Dean, who is running for president, told reporters recently why he wanted the files closed for four more years:

(Dean) “Well, there are future political considerations. We didn’t want anything embarrassing appearing in the papers at a critical time in any future endeavor.”

(Dillon) By law, the governor is supposed to leave his official correspondence with the secretary of state. But Dean was allowed to close files under the doctrine of executive privilege. The Vermont Supreme Court in 1990 ruled that executive privilege allows a governor to keep confidential documents that reflect “advisory opinions, recommendations, and deliberations.” In other words, the paper trail that shows how the governor came to a decision can, and usually is, kept secret.

Dean and his lawyers got to decide what was covered by executive privilege. The result was 150 cubic feet of files that won’t be released for a decade.

(Sound of files being stacked, shuffled.) Christie Carter, the assistant archivist, pulls boxes off the shelf for a peak. But these public files seem pretty mundane. There’s nothing, for example, that gives an inside glimpse into Dean’s sudden ascension to power after Governor Richard Snelling died in 1991. The files are stuffed with letters to constituents on subjects ranging from leghold traps to portable toilets at state rest areas. The files on hot-button issues – such as the civil unions debate or the sale of the Vermont Yankee nuclear plant – appear to document events that are already well known.

As we leaf through the files, Archivist Gregory Sanford stops down for a look. Dean is the third governor that Sanford has dealt with on their gubernatorial papers. He says that the closed files seldom contain embarrassing information.

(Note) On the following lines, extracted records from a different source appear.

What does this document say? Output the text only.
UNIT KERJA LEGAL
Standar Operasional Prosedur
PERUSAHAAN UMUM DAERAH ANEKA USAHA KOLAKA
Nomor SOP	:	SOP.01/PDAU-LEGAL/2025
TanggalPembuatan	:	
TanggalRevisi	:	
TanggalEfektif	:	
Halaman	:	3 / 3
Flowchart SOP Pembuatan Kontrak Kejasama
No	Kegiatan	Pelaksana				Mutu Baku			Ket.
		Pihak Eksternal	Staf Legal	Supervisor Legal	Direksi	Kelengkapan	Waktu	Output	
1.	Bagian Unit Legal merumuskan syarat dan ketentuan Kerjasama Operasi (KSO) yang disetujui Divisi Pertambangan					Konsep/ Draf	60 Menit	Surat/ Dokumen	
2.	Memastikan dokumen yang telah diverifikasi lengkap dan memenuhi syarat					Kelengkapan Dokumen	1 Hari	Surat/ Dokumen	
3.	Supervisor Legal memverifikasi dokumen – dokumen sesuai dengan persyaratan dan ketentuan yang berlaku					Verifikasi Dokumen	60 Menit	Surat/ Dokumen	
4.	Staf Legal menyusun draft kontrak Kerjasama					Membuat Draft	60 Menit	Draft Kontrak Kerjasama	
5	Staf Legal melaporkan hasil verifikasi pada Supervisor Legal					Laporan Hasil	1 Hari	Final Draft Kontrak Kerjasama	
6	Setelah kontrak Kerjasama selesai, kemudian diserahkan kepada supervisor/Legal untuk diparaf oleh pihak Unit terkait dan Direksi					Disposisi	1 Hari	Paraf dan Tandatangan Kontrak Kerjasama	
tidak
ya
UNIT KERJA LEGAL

(Sanford) “With our limited experience with executive privilege records, there doesn’t appear to be anything that is of embarrassment, if that is a criteria. My understanding in negotiating with several recent administrations now, is that it’s a desire protect the decision making process, the free flow of ideas within an administration.”

(Dillon) The record of that free flow of ideas is the raw material of history. Sanford says he would have preferred to have all of the Dean documents made public sooner.

(Sanford) “Ideally from my professional point of view, the shorter the closing period, the better. I do think people do have a right to know and should have a desire to know what decisions their government makes on their behalf.”

(Dillon) Secretary of State Deb Markowitz says she actually has little legal authority to force the governor to unlock his records. She says Dean at first wanted his executive privilege files closed for 20 years, but later agreed to the 10-year time frame.

For Vermont Public Radio, I’m John Dillon in Montpelier.